VLC users at risk of viruses hidden in subtitles
Viruses could be hidden in online video subtitles and used to hijack viewers’ computers, security experts have warned.
The security risk, spotted by cyber security firm Check Point has been found to affect the VLC, Kodi, Popcorn Time and Stremio online media players. However, the researchers say it could affect other players, too.
If downloaded, malicious subtitles could be used to take control of a range of devices including smartphones and smart TVs.
Once hackers have control of a device they can install ransomware or steal sensitive information including bank details and passwords.
"We have discovered malicious subtitles could be created and delivered to millions of devices automatically, bypassing security software and giving the attacker full control of the infected device and the data it holds," said Omri Herscovici, vulnerability research team leader at Check Point.
An infographic shows how hacker can hijack a device using the malicious subtitles
Subtitles for film and TV programmes are created by a wide range of freelance writers and uploaded to shared online holding pens where they’re indexed and ranked.

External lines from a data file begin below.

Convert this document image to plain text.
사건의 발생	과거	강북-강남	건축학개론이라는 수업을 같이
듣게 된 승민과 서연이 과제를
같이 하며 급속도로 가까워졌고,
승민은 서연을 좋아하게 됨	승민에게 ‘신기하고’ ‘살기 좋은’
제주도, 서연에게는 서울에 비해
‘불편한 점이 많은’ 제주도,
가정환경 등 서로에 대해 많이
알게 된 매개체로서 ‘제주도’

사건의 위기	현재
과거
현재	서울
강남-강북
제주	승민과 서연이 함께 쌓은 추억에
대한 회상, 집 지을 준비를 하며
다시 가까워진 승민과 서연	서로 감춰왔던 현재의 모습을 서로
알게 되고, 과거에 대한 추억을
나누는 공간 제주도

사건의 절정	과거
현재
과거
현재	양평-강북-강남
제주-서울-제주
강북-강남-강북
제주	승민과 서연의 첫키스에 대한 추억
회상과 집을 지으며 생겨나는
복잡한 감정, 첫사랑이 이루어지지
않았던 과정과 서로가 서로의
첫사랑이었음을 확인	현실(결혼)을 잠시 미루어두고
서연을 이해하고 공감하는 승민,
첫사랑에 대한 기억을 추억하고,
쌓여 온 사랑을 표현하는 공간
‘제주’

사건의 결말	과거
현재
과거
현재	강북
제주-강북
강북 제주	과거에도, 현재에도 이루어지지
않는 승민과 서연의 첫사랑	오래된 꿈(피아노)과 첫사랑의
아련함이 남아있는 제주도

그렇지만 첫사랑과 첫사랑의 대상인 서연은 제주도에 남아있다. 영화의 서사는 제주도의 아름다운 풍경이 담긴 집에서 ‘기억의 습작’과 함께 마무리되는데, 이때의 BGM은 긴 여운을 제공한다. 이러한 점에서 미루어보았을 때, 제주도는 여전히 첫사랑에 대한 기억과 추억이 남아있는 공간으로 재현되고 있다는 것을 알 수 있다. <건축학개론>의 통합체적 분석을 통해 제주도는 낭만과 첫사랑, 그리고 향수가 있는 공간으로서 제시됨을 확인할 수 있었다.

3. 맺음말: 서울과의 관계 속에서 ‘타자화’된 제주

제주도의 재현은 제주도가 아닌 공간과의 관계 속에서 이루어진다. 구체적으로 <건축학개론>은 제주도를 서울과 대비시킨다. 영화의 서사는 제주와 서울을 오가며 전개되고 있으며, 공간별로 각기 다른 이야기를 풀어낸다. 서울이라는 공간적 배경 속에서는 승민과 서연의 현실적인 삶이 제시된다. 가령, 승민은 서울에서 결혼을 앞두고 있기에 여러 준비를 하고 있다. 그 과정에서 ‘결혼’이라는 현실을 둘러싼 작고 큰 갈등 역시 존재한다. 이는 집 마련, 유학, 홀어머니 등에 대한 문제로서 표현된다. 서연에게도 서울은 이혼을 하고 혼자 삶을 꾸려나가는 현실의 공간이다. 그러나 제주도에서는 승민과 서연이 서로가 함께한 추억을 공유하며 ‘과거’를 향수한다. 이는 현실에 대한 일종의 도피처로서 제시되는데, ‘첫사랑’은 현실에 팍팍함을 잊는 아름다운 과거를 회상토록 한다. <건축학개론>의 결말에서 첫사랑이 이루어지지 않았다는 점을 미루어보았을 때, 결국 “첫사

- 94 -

The Check Point researchers showed that hackers can manipulate these repositories’ ranking algorithms so that malicious subtitles are automatically downloaded by the media players.
"The supply chain for subtitles is complex, with more than 25 different subtitle formats in use, all with unique features and capabilities. This fragmented ecosystem, along with limited security, means there are multiple vulnerabilities that could be exploited, making it a hugely attractive target for attackers," explained Herscovici.